Please, follow these guidelines to make clean commits to this repository:

  1. Install pre-commit on your system. (It is included in the requirements.in file, so it will be installed in the virtual environment when you run setup-venv-pip.sh.)
  2. Install the pre-commit hook by running pre-commit install in the root directory of this repository.
  3. Update the file CHANGELOG.md to describe changes.
  4. Use git commit as you normally would.

If you are working in an environment with limited permissions, you can install pre-commit locally by running the following commands:

wget https://github.com/pre-commit/pre-commit/releases/download/v4.5.1/pre-commit-4.5.1.pyz
python pre-commit-4.5.1.pyz install

How to Make a New Release

After having updated actual contents of the dataset, the following steps are needed to make a new release on GitHub and Zenodo:

  • Update CHANGELOG.md with a new version section. Double check the changes since the last release.

  • Update the version number in 2_zenodo/zenodo.yaml.

  • Upload a draft release to Zenodo by running

    (cd 2_zenodo/; sbatch job.sh)
  • Visit the dataset page on Zenodo and click on "New version". The files and metadata will already be present due to the previous step.

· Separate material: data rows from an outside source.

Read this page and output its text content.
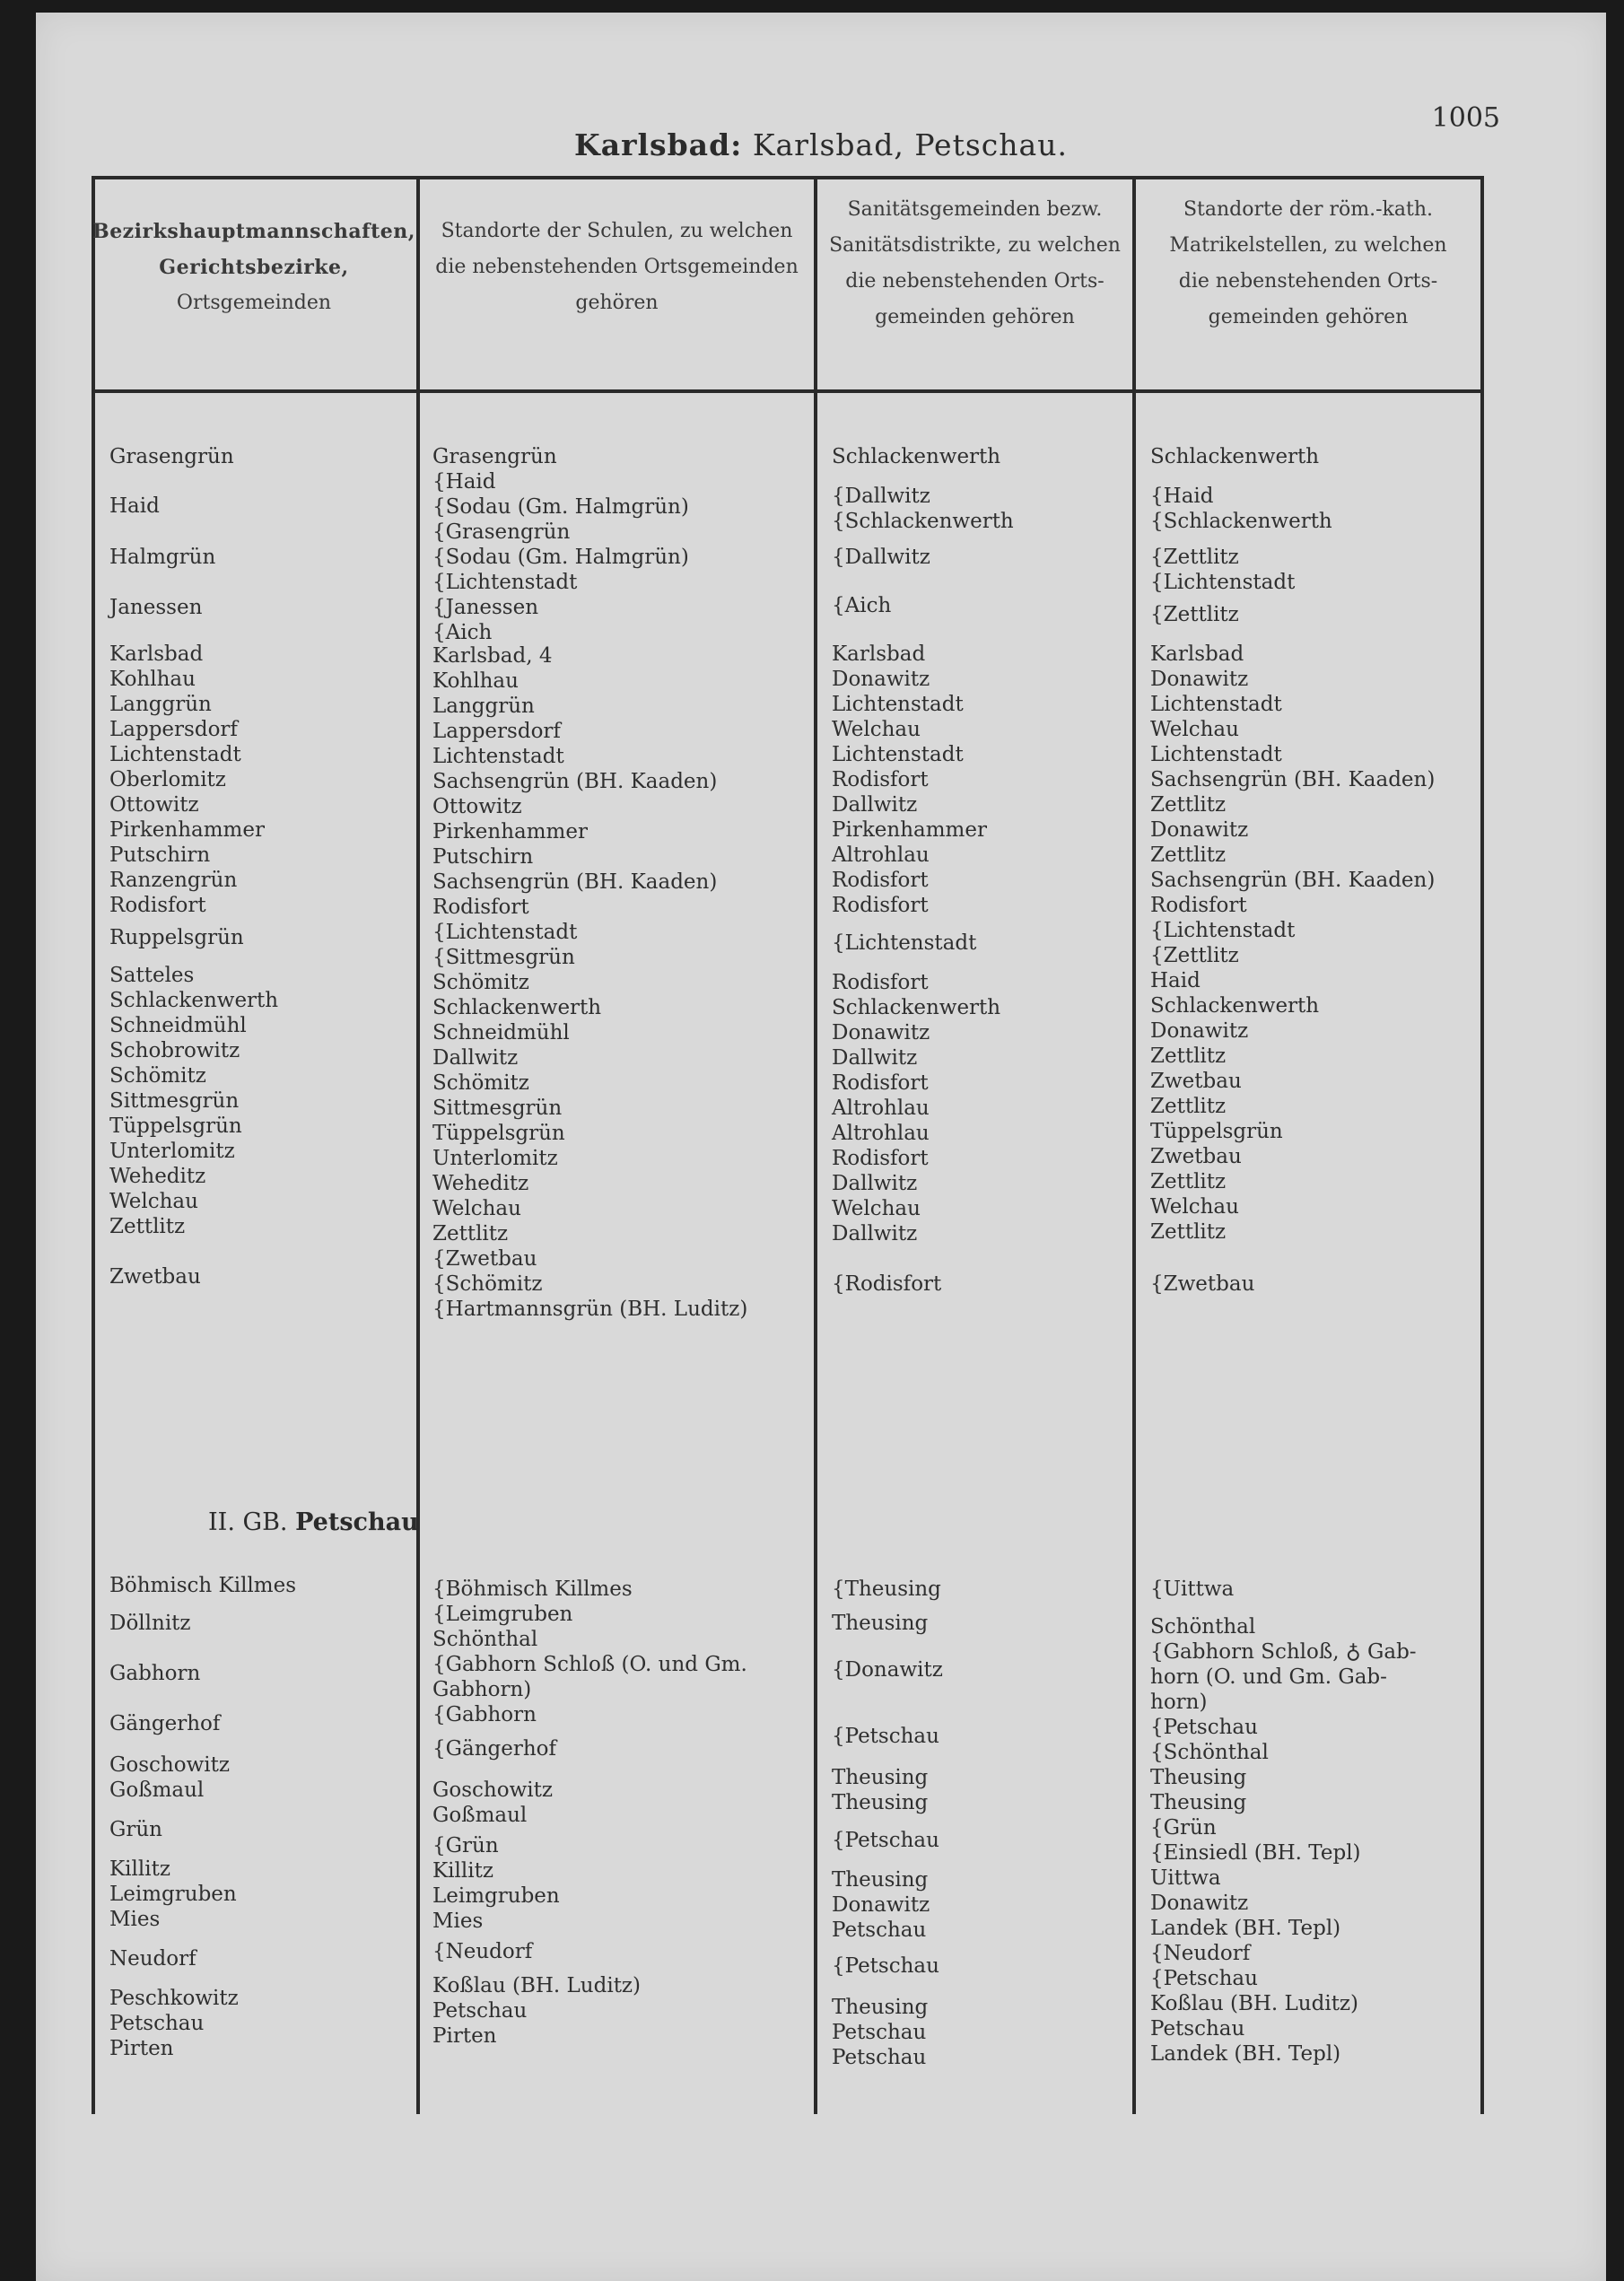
Karlsbad: Karlsbad, Petschau.
1005
Bezirkshauptmannschaften,
Gerichtsbezirke,
Ortsgemeinden
Standorte der Schulen, zu welchen
die nebenstehenden Ortsgemeinden
gehören
Sanitätsgemeinden bezw.
Sanitätsdistrikte, zu welchen
die nebenstehenden Orts-
gemeinden gehören
Standorte der röm.-kath.
Matrikelstellen, zu welchen
die nebenstehenden Orts-
gemeinden gehören
II. GB. Petschau
Grasengrün
Haid
Halmgrün
Janessen
Karlsbad
Kohlhau
Langgrün
Lappersdorf
Lichtenstadt
Oberlomitz
Ottowitz
Pirkenhammer
Putschirn
Ranzengrün
Rodisfort
Ruppelsgrün
Satteles
Schlackenwerth
Schneidmühl
Schobrowitz
Schömitz
Sittmesgrün
Tüppelsgrün
Unterlomitz
Weheditz
Welchau
Zettlitz
Zwetbau
Böhmisch Killmes
Döllnitz
Gabhorn
Gängerhof
Goschowitz
Goßmaul
Grün
Killitz
Leimgruben
Mies
Neudorf
Peschkowitz
Petschau
Pirten
Grasengrün
{Haid
{Sodau (Gm. Halmgrün)
{Grasengrün
{Sodau (Gm. Halmgrün)
{Lichtenstadt
{Janessen
{Aich
Karlsbad, 4
Kohlhau
Langgrün
Lappersdorf
Lichtenstadt
Sachsengrün (BH. Kaaden)
Ottowitz
Pirkenhammer
Putschirn
Sachsengrün (BH. Kaaden)
Rodisfort
{Lichtenstadt
{Sittmesgrün
Schömitz
Schlackenwerth
Schneidmühl
Dallwitz
Schömitz
Sittmesgrün
Tüppelsgrün
Unterlomitz
Weheditz
Welchau
Zettlitz
{Zwetbau
{Schömitz
{Hartmannsgrün (BH. Luditz)
{Böhmisch Killmes
{Leimgruben
Schönthal
{Gabhorn Schloß (O. und Gm.
Gabhorn)
{Gabhorn
{Gängerhof
Goschowitz
Goßmaul
{Grün
Killitz
Leimgruben
Mies
{Neudorf
Koßlau (BH. Luditz)
Petschau
Pirten
Schlackenwerth
{Dallwitz
{Schlackenwerth
{Dallwitz
{Aich
Karlsbad
Donawitz
Lichtenstadt
Welchau
Lichtenstadt
Rodisfort
Dallwitz
Pirkenhammer
Altrohlau
Rodisfort
Rodisfort
{Lichtenstadt
Rodisfort
Schlackenwerth
Donawitz
Dallwitz
Rodisfort
Altrohlau
Altrohlau
Rodisfort
Dallwitz
Welchau
Dallwitz
{Rodisfort
{Theusing
Theusing
{Donawitz
{Petschau
Theusing
Theusing
{Petschau
Theusing
Donawitz
Petschau
{Petschau
Theusing
Petschau
Petschau
Schlackenwerth
{Haid
{Schlackenwerth
{Zettlitz
{Lichtenstadt
{Zettlitz
Karlsbad
Donawitz
Lichtenstadt
Welchau
Lichtenstadt
Sachsengrün (BH. Kaaden)
Zettlitz
Donawitz
Zettlitz
Sachsengrün (BH. Kaaden)
Rodisfort
{Lichtenstadt
{Zettlitz
Haid
Schlackenwerth
Donawitz
Zettlitz
Zwetbau
Zettlitz
Tüppelsgrün
Zwetbau
Zettlitz
Welchau
Zettlitz
{Zwetbau
{Uittwa
Schönthal
{Gabhorn Schloß, ♁ Gab-
horn (O. und Gm. Gab-
horn)
{Petschau
{Schönthal
Theusing
Theusing
{Grün
{Einsiedl (BH. Tepl)
Uittwa
Donawitz
Landek (BH. Tepl)
{Neudorf
{Petschau
Koßlau (BH. Luditz)
Petschau
Landek (BH. Tepl)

Request the DOI for the new draft and add this information to CHANGELOG.md.

  • Commit all changes to Git and run git tag with the new version number.

  • Recompile the PDF file with the dataset description to include the Git hash in the PDF frontmatter:

    (cd 1_dataset/; sbatch job.sh)
  • Sync your local data one last time with Zenodo:

    (cd 2_zenodo/; sbatch job.sh)
  • Log in to https://zenodo.org/, go to your draft release, check that all files have been uploaded correctly, and publish the release.

  • Push your commits and tags to GitHub.